À la Fondation Abbé Pierre, on redoute une flambée des expulsions

Pour ces populations fragiles, les difficultés ne s'arrêtent pas à la nourriture, mais touchent également le logement. "Certains bailleurs sociaux, propriétaires privés ou associations commencent à nous alerter sur des impayés ou difficultés de paiement de loyers et charges, révèle Christophe Robert, délégué général de la Fondation Abbé Pierre. Selon les témoignages des uns et des autres, on estime entre 15% et 40% le nombre de ménages modestes en difficulté de paiement".

Pour ces associations, la crainte est la même : que va-t-il se passer dans les prochains mois, lorsque la crise économique va s'installer durablement et que de nombreuses personnes n'auront pas retrouvé de travail ? "La crise financière de 2008 avait considérablement augmenté le chômage, et en 3 ans, nous avions accueilli 25% de personnes en plus aux Restos, se souvient Yves Mérillon. Ces personnes ne sont pas reparties depuis, elles sont toujours là. Le plus gros pourvoyeur de personnes accueillies chez nous, c'est le chômage. S'il repart à la hausse, comme ça semble être prévu par tous les économistes, notre nombre d'inscrits va forcément augmenter".

"Que va-t-il se passer après le 10 juillet et la fin de l'état d'urgence sanitaire ?", se demande quant à lui Christophe Robert, qui redoute une flambée des expulsions, et souhaite "que l'Etat mette urgemment en place un fonds d'aide aux paiements de quittance de loyers et de charges pour éviter que les gens ne se mettent en faute". Pour les 150 000 sans-abri français, "il est également impératif que des solutions durables soient apportées et que ces personnes (qui ont été logées temporairement dans des hôtels ou centres de vacances, ndlr) ne soient pas remises à la rue une fois que l’hôtellerie aura repris son activité" estime le responsable de la Fondation.

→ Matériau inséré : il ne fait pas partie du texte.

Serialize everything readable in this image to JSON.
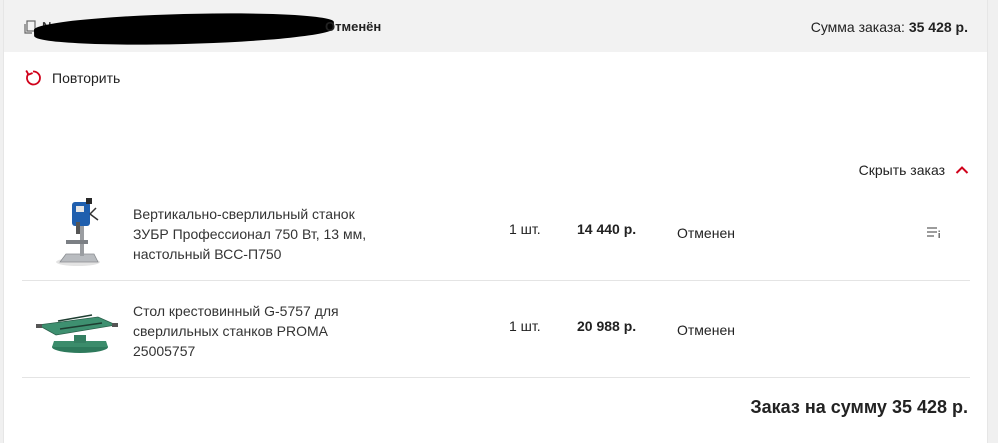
{
  "header": {
    "order_prefix": "№",
    "status": "Отменён",
    "sum_label": "Сумма заказа:",
    "sum_value": "35 428 р."
  },
  "actions": {
    "repeat_label": "Повторить",
    "toggle_label": "Скрыть заказ"
  },
  "items": [
    {
      "name": "Вертикально-сверлильный станок ЗУБР Профессионал 750 Вт, 13 мм, настольный ВСС-П750",
      "qty": "1 шт.",
      "price": "14 440 р.",
      "status": "Отменен"
    },
    {
      "name": "Стол крестовинный G-5757 для сверлильных станков PROMA 25005757",
      "qty": "1 шт.",
      "price": "20 988 р.",
      "status": "Отменен"
    }
  ],
  "footer": {
    "total": "Заказ на сумму 35 428 р."
  },
  "colors": {
    "accent": "#d0021b",
    "header_bg": "#f2f2f2"
  }
}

”Il est important que le public ne nous oublie pas en fin d'année”

Dernier aspect inquiétant de l'après-Covid-19 : les dons des particuliers aux associations. Contrairement à la Ligue contre le Cancer, qui a vu sa collecte pour la recherche fondre comme neige au soleil, la Fondation Abbé Pierre, les Restos du Cœur et de nombreuses autres organisations de "première nécessité" ont bénéficié jusqu'ici d'un élan de solidarité remarquable. Cependant, face à la récession qui s'annonce, elles redoutent également une baisse des dons en décembre, habituellement le mois de l'année le plus fort en termes de collecte.

"Il est important que le public ne nous oublie pas en fin d'année", espère Yves Mérillon. "Beaucoup de nos donateurs ont des ressources modestes, explique Christophe Robert. La crise économique dans laquelle nous nous enfonçons va-t-elle conduire à une diminution des dons ? C'est une inconnue. Est-ce que les personnes qui ont donné en avril parce qu'elles ont senti qu'il y avait une urgence vont redonner dans les prochains mois ? C'est une question qui reste ouverte. On ne l'espère pas, parce qu'il y a des besoins énormes. S'il y a une baisse de la générosité en décembre, il y aura forcément une baisse de nos capacités d'actions".